Because what’s the alternative? Because of courage. Because of loved ones lost. Because no more. Because it’s a small thing; shaking hands; it happens every day. Because I heard of one man whose hands haven’t stopped shaking since a market day in Omagh. Because it takes a second to say hate, but it takes longer, much longer, to be a great leader. Much, much longer.

Because shared space without human touching doesn’t amount to much. Because it’s easier to speak to your own than to hold the hand of someone whose side has been previously described, proscribed, denied. Because it is tough. Because it is tough. Because it is meant to be tough, and this is the stuff of memory, the stuff of hope, the stuff of gesture, and meaning and leading. Because it has taken so, so long. Because it has taken land and money and languages and barrels and barrels of blood.

Because lives have been lost. Because lives have been taken.

Because to be bereaved is to be troubled by grief. Because more than two troubled peoples live here. Because I know a woman whose hand hasn’t been shaken since she was a man. Because shaking a hand is only a part of the start. Because I know a woman whose touch calmed a man whose heart was breaking. Because privilege is not to be taken lightly.

Because this just might be good. Because who said that this would be easy? Because some people love what you stand for, and for some, if you can, they can. Because solidarity means a common hand. Because a hand is only a hand; so hang onto it.

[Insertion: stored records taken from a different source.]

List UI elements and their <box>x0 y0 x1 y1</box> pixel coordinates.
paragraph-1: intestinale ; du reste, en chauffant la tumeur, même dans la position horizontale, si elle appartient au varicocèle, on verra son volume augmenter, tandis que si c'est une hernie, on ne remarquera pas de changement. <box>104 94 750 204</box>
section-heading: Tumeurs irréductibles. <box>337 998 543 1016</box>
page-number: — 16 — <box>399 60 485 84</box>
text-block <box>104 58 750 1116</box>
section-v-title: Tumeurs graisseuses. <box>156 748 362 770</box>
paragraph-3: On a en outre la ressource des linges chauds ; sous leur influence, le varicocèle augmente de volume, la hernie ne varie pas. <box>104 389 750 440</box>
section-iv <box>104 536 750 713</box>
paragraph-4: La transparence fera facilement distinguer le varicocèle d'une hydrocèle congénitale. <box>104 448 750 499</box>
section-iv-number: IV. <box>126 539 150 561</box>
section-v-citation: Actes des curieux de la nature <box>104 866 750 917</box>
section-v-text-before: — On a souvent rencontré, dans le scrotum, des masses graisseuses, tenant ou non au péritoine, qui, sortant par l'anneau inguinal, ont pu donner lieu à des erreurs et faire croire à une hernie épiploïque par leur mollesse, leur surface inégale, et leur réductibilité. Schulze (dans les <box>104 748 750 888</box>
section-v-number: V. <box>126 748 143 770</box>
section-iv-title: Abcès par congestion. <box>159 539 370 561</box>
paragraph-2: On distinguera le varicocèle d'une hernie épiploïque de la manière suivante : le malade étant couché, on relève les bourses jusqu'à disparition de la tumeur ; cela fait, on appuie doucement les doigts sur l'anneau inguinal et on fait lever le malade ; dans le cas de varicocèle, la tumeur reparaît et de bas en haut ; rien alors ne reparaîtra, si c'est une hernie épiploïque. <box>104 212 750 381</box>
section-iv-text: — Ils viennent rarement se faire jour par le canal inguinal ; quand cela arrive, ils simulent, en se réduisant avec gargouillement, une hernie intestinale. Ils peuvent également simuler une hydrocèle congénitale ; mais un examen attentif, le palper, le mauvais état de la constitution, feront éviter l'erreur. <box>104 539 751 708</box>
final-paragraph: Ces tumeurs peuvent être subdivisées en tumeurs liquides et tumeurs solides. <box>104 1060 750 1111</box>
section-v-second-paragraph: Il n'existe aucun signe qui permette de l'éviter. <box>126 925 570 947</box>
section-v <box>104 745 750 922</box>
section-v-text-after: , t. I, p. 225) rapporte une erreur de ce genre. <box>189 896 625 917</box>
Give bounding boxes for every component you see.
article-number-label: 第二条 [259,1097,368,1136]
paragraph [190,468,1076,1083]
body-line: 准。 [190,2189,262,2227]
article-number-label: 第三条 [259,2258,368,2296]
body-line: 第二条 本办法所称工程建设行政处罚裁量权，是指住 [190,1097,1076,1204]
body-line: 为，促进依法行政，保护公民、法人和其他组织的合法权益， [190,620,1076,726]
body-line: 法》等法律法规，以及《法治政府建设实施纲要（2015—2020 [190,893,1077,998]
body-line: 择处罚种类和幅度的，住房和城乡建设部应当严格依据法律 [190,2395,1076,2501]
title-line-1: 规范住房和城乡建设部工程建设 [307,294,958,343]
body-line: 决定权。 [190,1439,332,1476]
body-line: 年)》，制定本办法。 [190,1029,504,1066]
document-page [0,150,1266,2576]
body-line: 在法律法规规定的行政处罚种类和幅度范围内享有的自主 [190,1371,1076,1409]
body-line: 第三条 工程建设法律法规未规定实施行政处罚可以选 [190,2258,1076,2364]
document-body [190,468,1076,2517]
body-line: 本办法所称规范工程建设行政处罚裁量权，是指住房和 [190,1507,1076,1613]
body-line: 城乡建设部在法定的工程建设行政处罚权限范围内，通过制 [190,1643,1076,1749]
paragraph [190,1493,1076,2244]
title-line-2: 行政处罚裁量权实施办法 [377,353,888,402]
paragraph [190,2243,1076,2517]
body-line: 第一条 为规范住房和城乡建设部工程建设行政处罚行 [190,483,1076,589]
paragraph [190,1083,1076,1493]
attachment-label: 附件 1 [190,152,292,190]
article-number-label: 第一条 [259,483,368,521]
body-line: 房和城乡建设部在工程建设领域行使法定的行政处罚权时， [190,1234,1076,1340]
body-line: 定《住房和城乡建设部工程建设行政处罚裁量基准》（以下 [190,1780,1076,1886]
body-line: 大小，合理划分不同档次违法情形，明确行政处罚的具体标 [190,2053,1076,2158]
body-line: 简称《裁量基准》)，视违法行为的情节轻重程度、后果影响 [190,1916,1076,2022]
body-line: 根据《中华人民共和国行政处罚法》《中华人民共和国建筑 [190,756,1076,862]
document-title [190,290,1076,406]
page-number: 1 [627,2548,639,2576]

So join your much discussed hands. We need this; for one small second. So touch. So lead.

“The Conditional”
By Ada Limón

Say tomorrow doesn’t come. Say the moon becomes an icy pit. Say the sweet-gum tree is petrified. Say the sun’s a foul black tire fire. Say the owl’s eyes are pinpricks. Say the raccoon’s a hot tar stain. Say the shirt’s plastic ditch-litter. Say the kitchen’s a cow’s corpse. Say we never get to see it: bright future, stuck like a bum star, never coming close, never dazzling. Say we never meet her. Never him. Say we spend our last moments staring at each other, hands knotted together, clutching the dog, watching the sky burn. Say, It doesn’t matter. Say, That would be enough. Say you’d still want this: us alive, right here, feeling lucky.

“The Peace of Wild Things”
By Wendell Berry

When despair for the world grows in me and I wake in the night at the least sound in fear of what my life and my children’s lives may be, I go and lie down where the wood drake rests in his beauty on the water, and the great heron feeds. I come into the peace of wild things who do not tax their lives with forethought of grief. I come into the presence of still water. And I feel above me the day-blind stars waiting with their light. For a time I rest in the grace of the world, and am free.